Asense of displacement has become an integral part of the modern psyche. It may or may not result from physical displacement or dislocation, but it has “led to a flight from certainty and timeless truths, erasing centuries-old landmarks of national and linguistic consciousness, transforming irrevocably both cultural and literary landscapes”, to quote form the introduction to Flight from Certainty, edited by Anne Luyat and Francine Tolron. Mass mobility of labour and socio-political upheavals are some of the reasons behind individuals or groups moving away from their place of origin. The experience has a substantive effect on their perceptions and their creativity. The essays in the book record how people living in different continents have responded to exile.

The first section of the book, called “The Eighth Continent”, looks at the in-between space inhabited by a writer in exile. In the opening essay, Alba Ambert, a Puerto Rican writer living currently in London, explains: “The Eighth Continent is a state that results from having been expelled from the familiar, the loved, from having lost the primordial language. The pain of this loss is quite evident in the writer, who like me, lives the ultimate exile of writing in a language that is not her own.” Gillian Bourras, an Australian writer who was born and brought up in Greece, too feels that she is forever “living in-between, forever re-entering atmospheres, forever adjusting and readjusting”. She concludes, however, that “people who live in-between can make connections of a viable sort.”
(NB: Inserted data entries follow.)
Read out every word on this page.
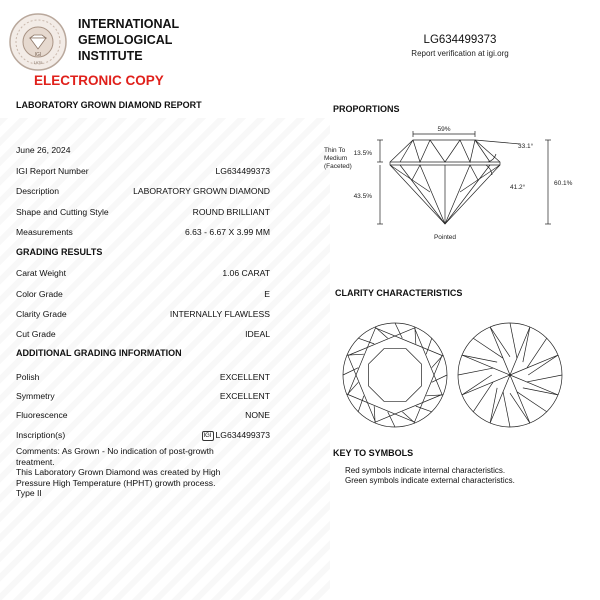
IGI
1975
INTERNATIONAL
GEMOLOGICAL
INSTITUTE
ELECTRONIC COPY
LG634499373
Report verification at igi.org
LABORATORY GROWN DIAMOND REPORT
June 26, 2024
IGI Report Number	LG634499373
Description	LABORATORY GROWN DIAMOND
Shape and Cutting Style	ROUND BRILLIANT
Measurements	6.63 - 6.67 X 3.99 MM
GRADING RESULTS
Carat Weight	1.06 CARAT
Color Grade	E
Clarity Grade	INTERNALLY FLAWLESS
Cut Grade	IDEAL
ADDITIONAL GRADING INFORMATION
Polish	EXCELLENT
Symmetry	EXCELLENT
Fluorescence	NONE
Inscription(s)	IGI LG634499373
Comments: As Grown - No indication of post-growth
treatment.
This Laboratory Grown Diamond was created by High
Pressure High Temperature (HPHT) growth process.
Type II
PROPORTIONS
59%
13.5%
43.5%
33.1°
41.2°
60.1%
Thin To
Medium
(Faceted)
Pointed
CLARITY CHARACTERISTICS
KEY TO SYMBOLS
Red symbols indicate internal characteristics.
Green symbols indicate external characteristics.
There are reasons to agree with her since exile (or immigration) is generally for socio-economic benefits, sometimes political asylum. In both cases it is a privileged position, though there is room for sentimentality for the country of one’s origin.

Nilufer Bharucha, with extensive work on the Parsi diaspora behind her, presents a comprehensive piece on Salman Rushdie. She looks at most of his recent fiction as an “expansive discourse, which seeks to create its own spaces within the context of shifting borders, in the sense of cultural relocations and translations”. Rushdie seems to be a favourite with writers in the section on “The Indian Diaspora”. There is one essay on the Sri-Lankan writer, Jean Arasanayagam (one wonders why, because she lives and writes in Sri Lanka), one on Amit Chaudhuri, and one on the Trinidadian-Canadian writer of Indian origin, Shani Mootoo. Surprisingly, there is not a single essay on Amitav Ghosh, one of the best diasporic Indian writers.
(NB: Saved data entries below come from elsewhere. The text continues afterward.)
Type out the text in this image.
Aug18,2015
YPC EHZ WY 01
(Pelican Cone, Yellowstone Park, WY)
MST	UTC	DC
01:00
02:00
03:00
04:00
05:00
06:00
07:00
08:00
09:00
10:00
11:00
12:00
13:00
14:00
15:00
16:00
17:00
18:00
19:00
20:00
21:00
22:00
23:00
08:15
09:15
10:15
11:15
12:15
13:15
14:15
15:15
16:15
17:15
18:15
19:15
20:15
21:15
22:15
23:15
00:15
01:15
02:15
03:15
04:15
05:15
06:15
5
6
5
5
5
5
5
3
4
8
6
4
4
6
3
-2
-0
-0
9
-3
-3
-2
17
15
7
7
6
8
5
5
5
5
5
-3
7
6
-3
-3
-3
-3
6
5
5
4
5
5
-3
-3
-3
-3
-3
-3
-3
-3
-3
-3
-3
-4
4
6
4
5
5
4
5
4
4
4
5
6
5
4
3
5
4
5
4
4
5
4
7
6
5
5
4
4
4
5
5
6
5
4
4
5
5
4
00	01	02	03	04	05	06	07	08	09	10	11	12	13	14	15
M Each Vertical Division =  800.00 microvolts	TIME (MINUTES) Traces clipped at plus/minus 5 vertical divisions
The section on Australia and New Zealand does not mention Fijian Indian writers — the kind of literature descendants of the girmitiyas are producing. Also surprising is the exclusion of Vijay Mishra, well known for his work on diasporic studies, from the list of contributors. The section on Africa is inadequate, particularly for the non-white reader. The Eurocentric bias of the editors is quite obvious at times — a critical stance attacked by writers like Chinua Achebe.

Since the book professes to be about “the dilemma of identity and exile”, a few essays on early fiction by the descendants of girmitiyas like V.S. Naipaul would have given it perspective. The difference between the early writers, many of whom were forced to live in exile, and the later writers, for most of whom exile was a matter of choice, is an important one. Since, as Rushdie has pointed out, the experience of exile/dislocation/displacement, whether actual or metaphorical, has become a part of our lives, a book like Flight from Certainty becomes more relevant now than ever.